(Madrid) Des étrangers saouls déambulant dans les rues, des fêtes clandestines violemment interrompues par la police : ces images irritent les Madrilènes, tenus de rester dans leur région pendant la Semaine sainte, alors que les frontières espagnoles sont ouvertes aux touristes.

Que ce soit en première page des journaux ou sur les chaînes de télévision, où elles passent en boucle lundi, ces images alimentent un débat de plus en plus animé sur ce que beaucoup d’Espagnols considèrent comme les incohérences des mesures sanitaires prises par les autorités pour freiner la COVID-19.

353 interventions policières

Quelque 353 « fêtes ou réunions illégales » organisées dans des domiciles privés ont fait l’objet d’une intervention policière le week-end dernier à Madrid, a annoncé lundi la police municipale de la capitale, un chiffre légèrement en baisse par rapport à la semaine précédente (384).

Sur ce total, on ignore combien concernaient des touristes étrangers allés faire la fête à Madrid parce qu’ils ne peuvent plus la faire en Allemagne, en France ou ailleurs.

« Nous avons plus que jamais besoin de la collaboration des citoyens », a lancé lundi le délégué du gouvernement central (l’équivalent d’un préfet) dans la région de la capitale, José Manuel Franco, qui a appelé les Madrilènes à « dénoncer les fêtes » clandestines.

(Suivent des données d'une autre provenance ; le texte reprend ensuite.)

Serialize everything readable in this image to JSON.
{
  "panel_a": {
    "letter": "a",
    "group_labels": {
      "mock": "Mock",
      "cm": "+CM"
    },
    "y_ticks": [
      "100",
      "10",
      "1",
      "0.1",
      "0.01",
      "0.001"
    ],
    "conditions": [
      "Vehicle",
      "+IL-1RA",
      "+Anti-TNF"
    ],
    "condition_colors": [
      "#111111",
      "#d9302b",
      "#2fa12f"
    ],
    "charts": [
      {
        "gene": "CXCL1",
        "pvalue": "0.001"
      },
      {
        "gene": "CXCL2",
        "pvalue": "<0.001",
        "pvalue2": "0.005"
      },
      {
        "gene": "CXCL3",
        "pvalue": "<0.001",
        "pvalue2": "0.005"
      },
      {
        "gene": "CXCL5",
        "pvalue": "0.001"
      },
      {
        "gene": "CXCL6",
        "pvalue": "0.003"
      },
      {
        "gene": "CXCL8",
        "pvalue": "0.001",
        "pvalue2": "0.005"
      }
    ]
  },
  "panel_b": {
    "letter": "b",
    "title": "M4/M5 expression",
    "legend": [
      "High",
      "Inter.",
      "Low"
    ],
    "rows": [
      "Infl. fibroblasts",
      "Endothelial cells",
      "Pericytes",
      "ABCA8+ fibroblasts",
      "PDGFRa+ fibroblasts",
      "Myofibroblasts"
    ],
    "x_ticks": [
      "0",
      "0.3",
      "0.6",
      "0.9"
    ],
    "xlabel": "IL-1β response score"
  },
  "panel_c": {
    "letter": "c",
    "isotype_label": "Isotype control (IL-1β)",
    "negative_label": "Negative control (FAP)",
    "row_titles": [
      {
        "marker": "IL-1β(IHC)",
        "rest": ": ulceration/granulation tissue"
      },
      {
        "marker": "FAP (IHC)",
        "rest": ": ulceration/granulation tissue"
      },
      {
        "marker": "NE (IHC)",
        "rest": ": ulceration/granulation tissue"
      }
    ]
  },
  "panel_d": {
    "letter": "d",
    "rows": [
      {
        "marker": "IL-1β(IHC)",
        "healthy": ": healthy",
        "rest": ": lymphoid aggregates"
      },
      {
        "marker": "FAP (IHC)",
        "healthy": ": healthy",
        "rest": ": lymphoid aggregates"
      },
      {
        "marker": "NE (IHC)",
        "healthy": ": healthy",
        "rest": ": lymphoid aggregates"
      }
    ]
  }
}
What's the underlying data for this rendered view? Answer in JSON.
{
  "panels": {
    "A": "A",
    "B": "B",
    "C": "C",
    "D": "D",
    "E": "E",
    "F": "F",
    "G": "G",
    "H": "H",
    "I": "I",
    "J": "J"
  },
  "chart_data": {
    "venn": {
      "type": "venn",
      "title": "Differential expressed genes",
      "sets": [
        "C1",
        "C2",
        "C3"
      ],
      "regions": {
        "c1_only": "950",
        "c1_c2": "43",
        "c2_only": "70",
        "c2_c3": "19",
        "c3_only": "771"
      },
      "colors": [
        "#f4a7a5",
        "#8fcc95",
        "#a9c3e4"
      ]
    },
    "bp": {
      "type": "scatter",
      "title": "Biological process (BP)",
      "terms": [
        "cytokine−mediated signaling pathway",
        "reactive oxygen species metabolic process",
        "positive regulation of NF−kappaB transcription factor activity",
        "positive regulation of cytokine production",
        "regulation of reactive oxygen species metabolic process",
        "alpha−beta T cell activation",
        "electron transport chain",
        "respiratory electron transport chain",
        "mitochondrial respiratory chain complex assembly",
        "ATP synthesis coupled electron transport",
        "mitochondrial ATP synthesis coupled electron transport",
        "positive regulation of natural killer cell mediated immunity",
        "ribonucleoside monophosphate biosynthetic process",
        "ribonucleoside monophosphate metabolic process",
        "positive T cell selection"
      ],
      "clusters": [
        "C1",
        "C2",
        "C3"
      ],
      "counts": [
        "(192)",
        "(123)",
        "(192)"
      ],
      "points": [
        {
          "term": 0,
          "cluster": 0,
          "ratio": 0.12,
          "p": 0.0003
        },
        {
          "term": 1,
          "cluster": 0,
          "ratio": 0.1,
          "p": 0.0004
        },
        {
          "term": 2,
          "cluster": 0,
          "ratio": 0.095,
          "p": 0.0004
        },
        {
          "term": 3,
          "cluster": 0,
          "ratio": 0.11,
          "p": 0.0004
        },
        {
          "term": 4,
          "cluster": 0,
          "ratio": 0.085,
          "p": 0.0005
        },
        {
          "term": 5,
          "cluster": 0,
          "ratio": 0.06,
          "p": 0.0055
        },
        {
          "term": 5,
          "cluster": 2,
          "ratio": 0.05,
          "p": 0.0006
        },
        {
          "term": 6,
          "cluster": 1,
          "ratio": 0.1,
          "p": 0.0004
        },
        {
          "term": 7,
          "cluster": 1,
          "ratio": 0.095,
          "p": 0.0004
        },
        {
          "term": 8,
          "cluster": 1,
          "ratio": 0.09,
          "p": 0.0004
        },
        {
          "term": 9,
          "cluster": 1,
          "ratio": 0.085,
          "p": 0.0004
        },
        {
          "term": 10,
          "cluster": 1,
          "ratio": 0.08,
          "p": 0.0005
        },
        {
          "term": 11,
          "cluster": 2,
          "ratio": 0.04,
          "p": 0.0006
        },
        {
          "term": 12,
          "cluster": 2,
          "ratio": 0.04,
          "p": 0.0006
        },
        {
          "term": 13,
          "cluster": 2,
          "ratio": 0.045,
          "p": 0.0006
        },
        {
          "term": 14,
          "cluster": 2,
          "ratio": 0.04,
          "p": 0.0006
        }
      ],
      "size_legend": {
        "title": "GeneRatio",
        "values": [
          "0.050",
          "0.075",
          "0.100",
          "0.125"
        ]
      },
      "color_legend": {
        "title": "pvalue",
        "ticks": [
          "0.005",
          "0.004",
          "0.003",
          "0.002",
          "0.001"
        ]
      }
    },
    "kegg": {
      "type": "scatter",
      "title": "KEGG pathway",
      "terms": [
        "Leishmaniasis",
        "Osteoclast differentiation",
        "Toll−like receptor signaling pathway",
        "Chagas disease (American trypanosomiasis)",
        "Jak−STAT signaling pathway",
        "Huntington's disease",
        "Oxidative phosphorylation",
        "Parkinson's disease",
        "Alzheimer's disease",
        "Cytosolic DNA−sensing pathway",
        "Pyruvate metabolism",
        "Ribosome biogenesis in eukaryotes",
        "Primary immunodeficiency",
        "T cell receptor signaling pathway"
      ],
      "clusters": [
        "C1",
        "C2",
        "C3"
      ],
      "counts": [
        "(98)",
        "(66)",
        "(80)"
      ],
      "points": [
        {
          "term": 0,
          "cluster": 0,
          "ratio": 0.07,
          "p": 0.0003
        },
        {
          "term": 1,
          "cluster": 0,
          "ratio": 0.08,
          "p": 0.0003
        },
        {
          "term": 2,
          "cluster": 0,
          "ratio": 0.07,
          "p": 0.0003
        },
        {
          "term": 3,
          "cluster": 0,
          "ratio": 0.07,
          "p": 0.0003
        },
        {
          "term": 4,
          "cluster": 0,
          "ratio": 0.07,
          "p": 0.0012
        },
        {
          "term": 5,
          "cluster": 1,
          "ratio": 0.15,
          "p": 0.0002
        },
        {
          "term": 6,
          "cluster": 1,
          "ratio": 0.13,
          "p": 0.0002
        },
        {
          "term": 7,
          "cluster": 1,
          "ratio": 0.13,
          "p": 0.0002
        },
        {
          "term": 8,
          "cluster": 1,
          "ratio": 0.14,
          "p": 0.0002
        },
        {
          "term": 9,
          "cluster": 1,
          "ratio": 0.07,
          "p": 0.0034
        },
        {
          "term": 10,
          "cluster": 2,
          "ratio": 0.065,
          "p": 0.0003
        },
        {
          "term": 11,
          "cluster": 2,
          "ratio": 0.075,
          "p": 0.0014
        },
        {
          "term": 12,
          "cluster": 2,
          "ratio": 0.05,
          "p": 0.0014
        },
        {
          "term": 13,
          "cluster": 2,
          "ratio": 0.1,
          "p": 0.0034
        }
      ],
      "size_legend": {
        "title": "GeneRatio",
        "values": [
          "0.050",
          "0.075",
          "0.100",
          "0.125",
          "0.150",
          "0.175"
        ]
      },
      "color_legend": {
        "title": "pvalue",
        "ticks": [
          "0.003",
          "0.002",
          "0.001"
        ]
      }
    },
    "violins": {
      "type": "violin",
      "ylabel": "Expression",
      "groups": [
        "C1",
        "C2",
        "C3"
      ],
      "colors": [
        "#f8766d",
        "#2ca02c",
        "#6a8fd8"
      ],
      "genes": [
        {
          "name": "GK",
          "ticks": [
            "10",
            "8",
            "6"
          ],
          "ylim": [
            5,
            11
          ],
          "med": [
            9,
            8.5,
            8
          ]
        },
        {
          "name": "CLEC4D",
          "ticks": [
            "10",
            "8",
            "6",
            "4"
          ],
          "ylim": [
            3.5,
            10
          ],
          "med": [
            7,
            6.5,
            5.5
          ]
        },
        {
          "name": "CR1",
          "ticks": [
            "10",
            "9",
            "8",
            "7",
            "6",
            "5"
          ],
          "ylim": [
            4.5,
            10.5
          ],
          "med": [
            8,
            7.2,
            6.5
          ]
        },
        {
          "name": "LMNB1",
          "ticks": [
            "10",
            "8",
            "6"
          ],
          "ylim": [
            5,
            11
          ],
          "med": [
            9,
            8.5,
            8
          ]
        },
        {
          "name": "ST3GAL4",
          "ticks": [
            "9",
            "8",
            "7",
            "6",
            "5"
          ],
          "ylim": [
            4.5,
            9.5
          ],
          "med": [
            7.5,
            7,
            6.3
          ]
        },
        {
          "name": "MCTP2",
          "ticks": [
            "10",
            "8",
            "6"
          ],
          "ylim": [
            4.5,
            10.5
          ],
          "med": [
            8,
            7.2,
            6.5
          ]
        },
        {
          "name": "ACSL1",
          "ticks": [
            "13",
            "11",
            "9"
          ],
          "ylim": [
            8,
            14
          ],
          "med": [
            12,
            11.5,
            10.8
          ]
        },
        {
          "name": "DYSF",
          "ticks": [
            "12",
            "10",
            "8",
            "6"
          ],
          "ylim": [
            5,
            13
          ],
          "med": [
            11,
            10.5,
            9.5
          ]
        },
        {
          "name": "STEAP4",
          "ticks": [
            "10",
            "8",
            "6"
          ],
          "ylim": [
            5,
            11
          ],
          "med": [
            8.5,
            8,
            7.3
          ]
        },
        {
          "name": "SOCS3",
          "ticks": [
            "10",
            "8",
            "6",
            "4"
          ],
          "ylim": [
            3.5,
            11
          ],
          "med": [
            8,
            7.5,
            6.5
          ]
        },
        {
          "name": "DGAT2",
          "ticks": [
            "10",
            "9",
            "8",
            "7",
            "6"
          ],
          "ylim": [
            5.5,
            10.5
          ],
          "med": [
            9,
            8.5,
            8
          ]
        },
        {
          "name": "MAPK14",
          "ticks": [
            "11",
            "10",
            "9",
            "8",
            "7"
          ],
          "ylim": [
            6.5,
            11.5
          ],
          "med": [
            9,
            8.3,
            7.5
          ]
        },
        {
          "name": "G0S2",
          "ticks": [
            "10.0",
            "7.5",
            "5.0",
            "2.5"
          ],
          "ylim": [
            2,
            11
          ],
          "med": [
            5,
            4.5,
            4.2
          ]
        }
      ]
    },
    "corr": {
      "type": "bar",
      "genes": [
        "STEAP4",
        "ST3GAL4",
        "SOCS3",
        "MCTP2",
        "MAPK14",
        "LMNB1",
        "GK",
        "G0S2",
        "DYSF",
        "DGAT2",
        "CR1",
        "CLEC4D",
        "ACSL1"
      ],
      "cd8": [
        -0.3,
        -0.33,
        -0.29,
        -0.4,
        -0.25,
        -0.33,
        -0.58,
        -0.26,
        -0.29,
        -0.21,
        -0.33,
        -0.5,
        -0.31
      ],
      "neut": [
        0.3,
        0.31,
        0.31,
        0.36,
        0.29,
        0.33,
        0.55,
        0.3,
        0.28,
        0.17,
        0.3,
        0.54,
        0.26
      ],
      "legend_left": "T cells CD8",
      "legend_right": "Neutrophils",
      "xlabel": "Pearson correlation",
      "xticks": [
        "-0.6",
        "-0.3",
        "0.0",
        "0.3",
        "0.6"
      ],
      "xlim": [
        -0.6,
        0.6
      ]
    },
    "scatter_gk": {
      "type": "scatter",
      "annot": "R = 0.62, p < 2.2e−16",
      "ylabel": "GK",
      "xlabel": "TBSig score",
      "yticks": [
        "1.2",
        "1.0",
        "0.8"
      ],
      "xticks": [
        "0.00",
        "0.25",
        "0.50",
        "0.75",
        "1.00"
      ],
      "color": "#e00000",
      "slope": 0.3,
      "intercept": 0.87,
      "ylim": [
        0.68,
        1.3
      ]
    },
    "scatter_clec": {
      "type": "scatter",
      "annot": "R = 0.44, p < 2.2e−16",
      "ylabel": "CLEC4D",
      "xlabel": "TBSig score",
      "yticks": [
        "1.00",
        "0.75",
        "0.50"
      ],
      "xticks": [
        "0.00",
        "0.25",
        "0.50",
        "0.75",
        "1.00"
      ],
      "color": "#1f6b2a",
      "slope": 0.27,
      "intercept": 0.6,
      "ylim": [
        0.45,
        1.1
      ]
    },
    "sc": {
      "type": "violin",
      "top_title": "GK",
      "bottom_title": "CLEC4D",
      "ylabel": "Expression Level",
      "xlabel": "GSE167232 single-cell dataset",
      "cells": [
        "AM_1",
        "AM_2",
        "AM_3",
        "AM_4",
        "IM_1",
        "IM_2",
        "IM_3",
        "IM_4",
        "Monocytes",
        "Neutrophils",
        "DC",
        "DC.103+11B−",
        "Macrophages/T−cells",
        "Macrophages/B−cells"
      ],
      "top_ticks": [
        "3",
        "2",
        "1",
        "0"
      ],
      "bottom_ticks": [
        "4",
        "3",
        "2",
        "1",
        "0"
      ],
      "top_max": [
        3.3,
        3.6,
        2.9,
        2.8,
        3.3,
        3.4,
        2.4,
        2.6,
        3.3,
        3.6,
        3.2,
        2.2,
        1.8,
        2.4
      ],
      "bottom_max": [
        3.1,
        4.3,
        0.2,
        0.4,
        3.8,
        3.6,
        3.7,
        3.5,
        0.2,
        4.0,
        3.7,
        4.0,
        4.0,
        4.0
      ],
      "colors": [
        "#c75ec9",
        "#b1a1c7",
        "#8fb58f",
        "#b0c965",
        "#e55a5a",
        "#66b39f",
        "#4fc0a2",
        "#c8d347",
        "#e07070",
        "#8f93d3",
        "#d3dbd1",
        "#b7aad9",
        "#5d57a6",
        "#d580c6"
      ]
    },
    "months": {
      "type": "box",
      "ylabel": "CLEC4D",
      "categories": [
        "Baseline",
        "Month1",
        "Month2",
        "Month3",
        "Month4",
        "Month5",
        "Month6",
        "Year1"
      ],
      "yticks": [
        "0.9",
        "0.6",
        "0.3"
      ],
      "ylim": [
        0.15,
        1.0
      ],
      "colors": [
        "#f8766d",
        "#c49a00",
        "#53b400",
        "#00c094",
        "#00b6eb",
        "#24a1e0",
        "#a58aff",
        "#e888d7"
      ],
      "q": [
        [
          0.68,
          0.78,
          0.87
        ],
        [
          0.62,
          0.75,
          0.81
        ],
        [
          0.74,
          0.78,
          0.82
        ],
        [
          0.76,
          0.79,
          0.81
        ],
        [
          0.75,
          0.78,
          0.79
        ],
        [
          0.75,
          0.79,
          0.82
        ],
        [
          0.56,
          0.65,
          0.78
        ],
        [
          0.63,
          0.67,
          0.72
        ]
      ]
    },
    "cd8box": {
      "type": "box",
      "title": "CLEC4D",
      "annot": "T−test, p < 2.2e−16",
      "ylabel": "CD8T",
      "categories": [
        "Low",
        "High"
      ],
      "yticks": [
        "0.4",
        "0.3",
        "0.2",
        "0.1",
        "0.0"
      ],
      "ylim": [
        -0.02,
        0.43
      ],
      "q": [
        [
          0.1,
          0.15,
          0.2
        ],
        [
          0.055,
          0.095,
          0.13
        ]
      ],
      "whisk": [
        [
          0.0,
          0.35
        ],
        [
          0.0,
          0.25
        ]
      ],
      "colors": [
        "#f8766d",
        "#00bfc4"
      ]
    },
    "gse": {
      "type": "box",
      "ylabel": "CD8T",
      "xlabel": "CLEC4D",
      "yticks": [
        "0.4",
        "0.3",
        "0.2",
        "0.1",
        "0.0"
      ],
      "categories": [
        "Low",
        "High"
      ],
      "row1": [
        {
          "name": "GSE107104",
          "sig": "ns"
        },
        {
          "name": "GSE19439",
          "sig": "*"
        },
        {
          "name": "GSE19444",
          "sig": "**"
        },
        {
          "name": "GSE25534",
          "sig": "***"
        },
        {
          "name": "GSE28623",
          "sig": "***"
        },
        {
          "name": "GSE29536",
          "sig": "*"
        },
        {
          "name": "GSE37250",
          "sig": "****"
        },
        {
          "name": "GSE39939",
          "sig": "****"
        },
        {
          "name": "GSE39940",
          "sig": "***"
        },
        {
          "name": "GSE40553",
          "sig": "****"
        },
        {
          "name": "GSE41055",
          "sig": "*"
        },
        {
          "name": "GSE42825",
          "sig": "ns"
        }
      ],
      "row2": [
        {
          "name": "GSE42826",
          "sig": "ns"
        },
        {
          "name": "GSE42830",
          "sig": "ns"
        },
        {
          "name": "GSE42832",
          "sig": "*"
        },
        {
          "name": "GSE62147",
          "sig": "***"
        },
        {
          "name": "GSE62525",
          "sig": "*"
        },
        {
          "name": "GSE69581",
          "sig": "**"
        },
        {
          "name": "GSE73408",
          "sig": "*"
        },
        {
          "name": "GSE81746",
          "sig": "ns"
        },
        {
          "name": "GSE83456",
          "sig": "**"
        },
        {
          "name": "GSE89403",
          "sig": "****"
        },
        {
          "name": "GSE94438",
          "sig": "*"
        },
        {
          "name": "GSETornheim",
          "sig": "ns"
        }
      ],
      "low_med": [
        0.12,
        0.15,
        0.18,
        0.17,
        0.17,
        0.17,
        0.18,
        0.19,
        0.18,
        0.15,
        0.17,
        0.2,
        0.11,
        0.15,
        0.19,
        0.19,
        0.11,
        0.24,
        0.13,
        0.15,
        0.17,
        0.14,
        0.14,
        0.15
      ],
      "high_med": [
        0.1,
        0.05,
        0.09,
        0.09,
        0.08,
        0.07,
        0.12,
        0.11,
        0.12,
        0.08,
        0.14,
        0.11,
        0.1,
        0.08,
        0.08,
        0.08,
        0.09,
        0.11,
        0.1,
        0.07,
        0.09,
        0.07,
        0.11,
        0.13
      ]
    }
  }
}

Il a rappelé que le taux d’incidence à Madrid était parmi les plus élevés de l’Espagne.  

À l’instar des fêtes, les attroupements de touristes hilares et un verre à la main dans les rues de la ville, profitant de l’ouverture des bars et des restaurants jusqu’à 23 h, sont abondamment commentées dans les médias et sur les réseaux sociaux.

Si cela suscite l’exaspération des Madrilènes, c’est que leur agglomération reste ouverte aux touristes étrangers, alors que les Espagnols n’ont, pour leur part, pas le droit de se déplacer d’une région à une autre jusqu’au 9 avril pour éviter une explosion des contaminations à l’occasion de la Semaine sainte.

Depuis plusieurs jours, gouvernement central et autorités de Madrid se renvoient donc la responsabilité de cette situation.

« L’image de notre pays »

« Ces images me préoccupent », a réagi lundi la ministre de la Santé, Carolina Darias, à l’occasion d’un évènement organisé par le quotidien El Pais. « Ça ne peut pas être l’image de notre pays ».

« L’image de notre pays, ce sont des gens responsables, qui respectent les règles », a-t-elle poursuivi.

Directement visée par les critiques, la présidente de droite de la région de la capitale, Isabel Diaz Ayuso, en pleine campagne pour sa réélection à la tête de la Communauté autonome la plus riche d’Espagne, a aussitôt renvoyé la balle dans le camp du gouvernement socialiste.  

« C’est au gouvernement espagnol qu’il revient d’éviter ces photos », a-t-elle déclaré dans un entretien avec la chaîne de télévision La Sexta, car l’accès des étrangers au territoire espagnol relève des prérogatives du pouvoir central.

Mais les régions espagnoles étant compétentes en matière de santé, la gauche accuse Mme Díaz Ayuso d’inciter les touristes à se rendre à Madrid en raison de la politique d’ouverture de la région, où les mesures contre la COVID-19 sont parmi les plus permissives d’Europe.

« On ne peut pas répandre l’idée qu’à Madrid il y a un tourisme de beuveries », s’est-elle indignée, assurant que les touristes visitent aussi les musées et les théâtres.

Elle a également jugé que ces commentaires avaient « un fond xénophobe » en ce qui concerne les Français, que beaucoup montrent du doigt, au point que l’ambassade de France a appelé jeudi à ne pas les « stigmatiser » et à ne pas « exagérer un phénomène qui n’existe pas ».

En fait, le problème ne se cantonne pas à la capitale, puisque la police catalane est intervenue dimanche soir dans un quartier huppé de Badalone, près de Barcelone (nord-est), pour mettre fin à une fête dans une villa où se trouvaient 37 personnes, en infraction aux règles édictées par cette région face à la COVID-19.

Le quotidien catalan Ara a identifié deux d’entre eux comme étant des footballeurs de l’Olympique de Marseille.

Interrogée par l’AFP, la police catalane a répondu ne pas avoir « officiellement cette information », tandis que l’OM se refusait de faire le moindre commentaire.

Samedi, l’Espagne a annoncé qu’elle élargissait aux entrées par la frontière terrestre avec la France l’obligation de fournir un test PCR négatif.